The US says in its official website that it denies foreigners travel visas if there is evidence that they have breached sections of the Immigration and Nationality Act (INA), as well as on health, criminal and security related grounds.
The INA establishes the types of visas available for travel to the US and the conditions that must be met before an applicant is issued the vital travel document.
Situations that disqualify applicants for US visa are found in the INA, and other immigration laws.
The US embassy in Nairobi states on its website that an applicant’s current and/or past actions, such as drug or criminal activities, may render ineligible for a visa but one can seek a review when visa application is denied.
National Assembly clerk Michael Sialai said he was not aware of any legislator from the National Assembly who was denied a visa.
“The visa application is a personal matter and it is, therefore, difficult to know to know the grounds of denial,” said Mr Sialai.
Senate Clerk Jeremiah Nyegenye gave a similar response.
Sialai said that whenever an MP or staff wishes to travel out of the country on official duties, the institution facilitates the application for the relevant visa.
“The office of the clerk formally introduces such applicants but the decision to issue a visa lies solely with the country being visited,” he said, adding that any challenges with application are usually communicated directly to the individual.
“In the case of the recent NCSL conference I am not aware of any member of the National Assembly that was not issued with visa to travel,” Sialai said.
The INA also contains provisions for certain ineligible applicants to apply for waivers of their ineligibility.
In the event of a waiver application, the applicant maybe ineligible for a visa based on one or more of the INA laws.
Besides, the category of the visa applied for often determines the availability of a waiver of ineligibility.
“The consular officer interviewing you will tell you if you may apply for a waiver and will provide detailed instructions for how to apply,” the embassy says on the website.

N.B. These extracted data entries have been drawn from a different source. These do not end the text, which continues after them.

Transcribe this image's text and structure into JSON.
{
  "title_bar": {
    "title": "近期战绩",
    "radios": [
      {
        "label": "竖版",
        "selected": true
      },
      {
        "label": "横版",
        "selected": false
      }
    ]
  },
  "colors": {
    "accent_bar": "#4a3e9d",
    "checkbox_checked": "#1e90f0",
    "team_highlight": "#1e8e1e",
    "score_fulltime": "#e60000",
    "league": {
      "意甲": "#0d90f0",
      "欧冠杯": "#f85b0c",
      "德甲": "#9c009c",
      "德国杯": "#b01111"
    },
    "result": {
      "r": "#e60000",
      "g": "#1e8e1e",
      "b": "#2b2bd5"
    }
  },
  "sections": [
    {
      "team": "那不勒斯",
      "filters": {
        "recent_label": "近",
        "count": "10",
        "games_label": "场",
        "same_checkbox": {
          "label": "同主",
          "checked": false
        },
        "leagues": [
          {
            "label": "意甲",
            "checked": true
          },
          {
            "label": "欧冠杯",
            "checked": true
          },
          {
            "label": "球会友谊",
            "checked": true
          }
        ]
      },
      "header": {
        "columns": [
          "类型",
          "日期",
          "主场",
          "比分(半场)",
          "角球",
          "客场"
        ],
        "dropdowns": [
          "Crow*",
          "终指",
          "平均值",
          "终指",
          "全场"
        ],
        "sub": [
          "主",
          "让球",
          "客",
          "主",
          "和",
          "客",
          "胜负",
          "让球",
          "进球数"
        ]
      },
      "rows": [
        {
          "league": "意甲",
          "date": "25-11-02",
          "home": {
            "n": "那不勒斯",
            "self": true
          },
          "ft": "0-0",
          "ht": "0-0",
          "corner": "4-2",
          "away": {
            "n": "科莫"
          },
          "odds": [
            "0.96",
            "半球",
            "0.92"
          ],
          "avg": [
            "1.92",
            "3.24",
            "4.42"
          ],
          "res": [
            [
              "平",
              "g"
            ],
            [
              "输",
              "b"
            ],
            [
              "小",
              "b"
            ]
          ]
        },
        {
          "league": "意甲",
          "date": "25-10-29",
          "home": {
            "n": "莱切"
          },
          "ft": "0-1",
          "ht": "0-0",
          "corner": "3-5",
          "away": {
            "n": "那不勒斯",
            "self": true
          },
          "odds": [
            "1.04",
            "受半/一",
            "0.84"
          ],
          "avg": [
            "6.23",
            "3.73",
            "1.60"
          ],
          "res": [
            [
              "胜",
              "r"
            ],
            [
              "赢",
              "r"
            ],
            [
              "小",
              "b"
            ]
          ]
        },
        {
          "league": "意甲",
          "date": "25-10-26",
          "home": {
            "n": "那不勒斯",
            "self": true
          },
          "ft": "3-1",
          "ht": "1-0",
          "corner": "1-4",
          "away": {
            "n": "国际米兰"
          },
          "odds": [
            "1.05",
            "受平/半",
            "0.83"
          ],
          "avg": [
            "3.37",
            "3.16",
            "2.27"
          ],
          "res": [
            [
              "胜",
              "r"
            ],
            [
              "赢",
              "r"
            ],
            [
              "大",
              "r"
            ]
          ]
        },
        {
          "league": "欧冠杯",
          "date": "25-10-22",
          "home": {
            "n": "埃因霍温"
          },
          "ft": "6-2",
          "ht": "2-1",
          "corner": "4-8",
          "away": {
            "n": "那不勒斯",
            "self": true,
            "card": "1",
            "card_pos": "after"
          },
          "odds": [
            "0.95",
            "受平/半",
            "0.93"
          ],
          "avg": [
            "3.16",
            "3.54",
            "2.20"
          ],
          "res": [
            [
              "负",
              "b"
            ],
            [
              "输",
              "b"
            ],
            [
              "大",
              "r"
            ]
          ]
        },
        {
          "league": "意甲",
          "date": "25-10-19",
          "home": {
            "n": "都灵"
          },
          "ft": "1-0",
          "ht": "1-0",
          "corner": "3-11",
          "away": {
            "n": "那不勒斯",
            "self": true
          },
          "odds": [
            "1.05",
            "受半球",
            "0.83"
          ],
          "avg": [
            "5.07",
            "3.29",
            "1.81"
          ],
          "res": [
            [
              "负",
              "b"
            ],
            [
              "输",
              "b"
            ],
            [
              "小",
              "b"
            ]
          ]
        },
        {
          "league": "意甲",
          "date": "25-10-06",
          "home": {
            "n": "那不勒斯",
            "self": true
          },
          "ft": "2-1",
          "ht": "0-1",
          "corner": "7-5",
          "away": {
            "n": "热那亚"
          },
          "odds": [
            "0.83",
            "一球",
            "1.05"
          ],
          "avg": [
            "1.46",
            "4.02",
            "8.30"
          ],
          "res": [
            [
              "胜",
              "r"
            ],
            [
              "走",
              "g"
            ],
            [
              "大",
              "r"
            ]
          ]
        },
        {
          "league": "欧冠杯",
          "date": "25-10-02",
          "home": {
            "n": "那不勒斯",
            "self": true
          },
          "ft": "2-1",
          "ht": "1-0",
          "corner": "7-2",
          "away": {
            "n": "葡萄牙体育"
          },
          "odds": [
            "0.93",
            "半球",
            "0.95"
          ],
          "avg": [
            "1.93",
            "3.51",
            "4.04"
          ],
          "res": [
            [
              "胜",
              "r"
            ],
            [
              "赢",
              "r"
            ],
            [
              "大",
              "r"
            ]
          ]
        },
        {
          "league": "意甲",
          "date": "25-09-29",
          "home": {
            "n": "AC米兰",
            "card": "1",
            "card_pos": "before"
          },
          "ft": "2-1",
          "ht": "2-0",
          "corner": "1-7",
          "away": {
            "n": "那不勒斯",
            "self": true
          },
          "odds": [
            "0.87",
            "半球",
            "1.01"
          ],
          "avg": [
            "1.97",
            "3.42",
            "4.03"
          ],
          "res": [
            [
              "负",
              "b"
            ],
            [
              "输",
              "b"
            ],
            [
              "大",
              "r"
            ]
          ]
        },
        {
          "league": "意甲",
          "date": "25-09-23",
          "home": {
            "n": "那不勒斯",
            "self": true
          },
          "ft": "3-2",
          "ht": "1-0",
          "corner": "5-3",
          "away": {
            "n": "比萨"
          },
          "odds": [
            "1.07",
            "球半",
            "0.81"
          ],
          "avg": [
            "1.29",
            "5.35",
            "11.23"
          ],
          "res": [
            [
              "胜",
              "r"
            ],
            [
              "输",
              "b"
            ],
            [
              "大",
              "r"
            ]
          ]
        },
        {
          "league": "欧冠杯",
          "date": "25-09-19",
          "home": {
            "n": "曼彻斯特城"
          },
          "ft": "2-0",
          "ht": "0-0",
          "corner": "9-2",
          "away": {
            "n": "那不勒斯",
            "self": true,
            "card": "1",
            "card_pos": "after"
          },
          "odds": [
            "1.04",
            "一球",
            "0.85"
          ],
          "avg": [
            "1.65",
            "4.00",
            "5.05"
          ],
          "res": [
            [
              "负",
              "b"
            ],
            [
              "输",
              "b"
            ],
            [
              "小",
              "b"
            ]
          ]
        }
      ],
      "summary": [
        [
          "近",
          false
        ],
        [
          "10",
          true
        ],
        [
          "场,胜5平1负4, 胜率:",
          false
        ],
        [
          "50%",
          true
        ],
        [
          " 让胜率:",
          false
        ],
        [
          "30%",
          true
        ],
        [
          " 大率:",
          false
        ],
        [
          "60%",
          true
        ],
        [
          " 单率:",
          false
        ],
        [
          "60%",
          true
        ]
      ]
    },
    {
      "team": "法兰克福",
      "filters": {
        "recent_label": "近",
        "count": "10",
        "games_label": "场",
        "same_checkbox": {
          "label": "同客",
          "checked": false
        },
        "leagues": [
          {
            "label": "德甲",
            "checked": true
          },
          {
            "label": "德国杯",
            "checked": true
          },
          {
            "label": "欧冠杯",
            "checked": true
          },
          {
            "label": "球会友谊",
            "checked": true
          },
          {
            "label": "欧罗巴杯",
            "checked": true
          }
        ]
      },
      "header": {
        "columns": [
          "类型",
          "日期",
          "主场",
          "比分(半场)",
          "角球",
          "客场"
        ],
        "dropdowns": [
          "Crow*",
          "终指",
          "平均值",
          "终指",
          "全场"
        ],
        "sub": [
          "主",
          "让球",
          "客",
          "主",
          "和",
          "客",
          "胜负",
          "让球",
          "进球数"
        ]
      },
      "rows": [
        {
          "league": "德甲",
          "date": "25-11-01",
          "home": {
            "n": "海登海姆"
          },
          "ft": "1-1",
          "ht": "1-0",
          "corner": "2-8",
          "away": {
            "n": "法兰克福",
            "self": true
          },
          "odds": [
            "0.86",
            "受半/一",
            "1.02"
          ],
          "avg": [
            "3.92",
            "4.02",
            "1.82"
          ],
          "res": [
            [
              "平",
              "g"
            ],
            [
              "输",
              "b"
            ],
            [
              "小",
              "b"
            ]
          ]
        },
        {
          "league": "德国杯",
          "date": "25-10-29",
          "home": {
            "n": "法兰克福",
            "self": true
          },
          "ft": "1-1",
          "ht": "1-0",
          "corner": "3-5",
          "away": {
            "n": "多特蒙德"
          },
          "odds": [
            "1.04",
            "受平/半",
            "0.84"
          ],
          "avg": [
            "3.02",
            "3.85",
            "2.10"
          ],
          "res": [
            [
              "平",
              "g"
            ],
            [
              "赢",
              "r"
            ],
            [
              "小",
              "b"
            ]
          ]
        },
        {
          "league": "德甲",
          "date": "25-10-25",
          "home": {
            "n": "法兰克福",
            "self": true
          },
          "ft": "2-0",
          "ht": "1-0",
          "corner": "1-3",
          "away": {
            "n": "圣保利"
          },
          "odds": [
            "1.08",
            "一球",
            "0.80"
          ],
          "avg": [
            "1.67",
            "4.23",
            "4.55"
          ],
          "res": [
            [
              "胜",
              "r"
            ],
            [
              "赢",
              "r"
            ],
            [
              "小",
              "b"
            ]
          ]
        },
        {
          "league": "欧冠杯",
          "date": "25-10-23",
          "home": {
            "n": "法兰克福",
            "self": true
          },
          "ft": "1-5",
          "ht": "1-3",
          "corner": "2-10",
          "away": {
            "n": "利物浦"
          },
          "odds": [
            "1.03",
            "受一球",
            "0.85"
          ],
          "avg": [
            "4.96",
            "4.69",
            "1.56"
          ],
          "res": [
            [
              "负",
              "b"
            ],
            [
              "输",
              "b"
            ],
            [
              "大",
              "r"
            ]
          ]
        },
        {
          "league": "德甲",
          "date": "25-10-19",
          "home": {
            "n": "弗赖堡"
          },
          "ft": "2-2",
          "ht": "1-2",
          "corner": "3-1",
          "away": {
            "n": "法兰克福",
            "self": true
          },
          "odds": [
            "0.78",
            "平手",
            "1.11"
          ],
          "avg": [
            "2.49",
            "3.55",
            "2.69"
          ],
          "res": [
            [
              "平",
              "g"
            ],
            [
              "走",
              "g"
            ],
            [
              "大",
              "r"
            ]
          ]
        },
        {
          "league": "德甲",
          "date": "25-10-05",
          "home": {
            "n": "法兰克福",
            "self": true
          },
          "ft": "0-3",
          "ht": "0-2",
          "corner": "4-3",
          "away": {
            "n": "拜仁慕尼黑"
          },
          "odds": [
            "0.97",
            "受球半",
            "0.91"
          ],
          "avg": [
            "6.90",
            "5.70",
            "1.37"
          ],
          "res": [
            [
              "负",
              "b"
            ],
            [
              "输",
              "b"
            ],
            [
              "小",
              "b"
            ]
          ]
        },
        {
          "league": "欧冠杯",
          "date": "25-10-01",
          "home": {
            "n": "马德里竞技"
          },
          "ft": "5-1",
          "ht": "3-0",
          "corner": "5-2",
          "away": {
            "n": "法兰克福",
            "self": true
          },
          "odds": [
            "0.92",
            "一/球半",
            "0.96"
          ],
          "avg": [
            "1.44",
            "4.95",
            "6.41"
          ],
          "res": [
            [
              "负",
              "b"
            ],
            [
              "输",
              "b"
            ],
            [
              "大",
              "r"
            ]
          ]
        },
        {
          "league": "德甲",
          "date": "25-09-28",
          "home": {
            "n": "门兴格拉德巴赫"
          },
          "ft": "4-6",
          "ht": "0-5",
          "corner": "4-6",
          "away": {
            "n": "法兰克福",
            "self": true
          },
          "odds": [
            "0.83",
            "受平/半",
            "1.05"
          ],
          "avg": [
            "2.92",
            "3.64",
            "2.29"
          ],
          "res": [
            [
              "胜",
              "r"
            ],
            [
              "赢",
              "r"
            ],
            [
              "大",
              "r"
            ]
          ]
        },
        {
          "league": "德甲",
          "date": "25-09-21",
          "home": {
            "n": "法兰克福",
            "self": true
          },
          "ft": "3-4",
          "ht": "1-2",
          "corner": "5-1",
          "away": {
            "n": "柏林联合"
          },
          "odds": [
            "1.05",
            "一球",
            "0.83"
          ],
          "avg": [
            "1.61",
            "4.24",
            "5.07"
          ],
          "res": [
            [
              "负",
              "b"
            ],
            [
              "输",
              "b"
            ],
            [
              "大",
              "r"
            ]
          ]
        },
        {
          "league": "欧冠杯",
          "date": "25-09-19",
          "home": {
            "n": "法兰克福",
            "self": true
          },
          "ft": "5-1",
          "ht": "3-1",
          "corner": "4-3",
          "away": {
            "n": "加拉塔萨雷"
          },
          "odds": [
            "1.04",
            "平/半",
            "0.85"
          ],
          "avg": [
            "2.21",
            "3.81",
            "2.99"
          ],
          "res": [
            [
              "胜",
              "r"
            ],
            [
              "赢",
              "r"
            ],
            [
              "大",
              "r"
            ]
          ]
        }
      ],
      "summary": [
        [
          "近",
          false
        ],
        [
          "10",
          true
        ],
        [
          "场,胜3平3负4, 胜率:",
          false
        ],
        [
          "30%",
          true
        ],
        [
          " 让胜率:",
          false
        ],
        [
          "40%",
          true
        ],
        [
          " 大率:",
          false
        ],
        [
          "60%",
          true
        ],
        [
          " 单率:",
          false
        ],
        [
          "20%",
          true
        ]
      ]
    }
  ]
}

When the consular officer determines that the applicant is ineligible to receive a visa, the visa application is denied and the applicant is informed both verbally and in writing of the reason for denial.
US visa regulations require applicants to be interviewed by a consular officer at a US Embassy or Consulate. After relevant information is reviewed, the application is approved or denied, based on standards established in law.
“While the vast majority of visa applications are approved, US law spells out many grounds upon which a visa application may be denied,” the embassy says.
“An application may be denied because the consular officer does not have all of the information required to determine if the applicant is eligible to receive a visa, because the applicant does not qualify for the visa category for which he or she applied, or because the information reviewed indicates the applicant falls within the scope of one of the inadmissibility or ineligibility grounds of the law.”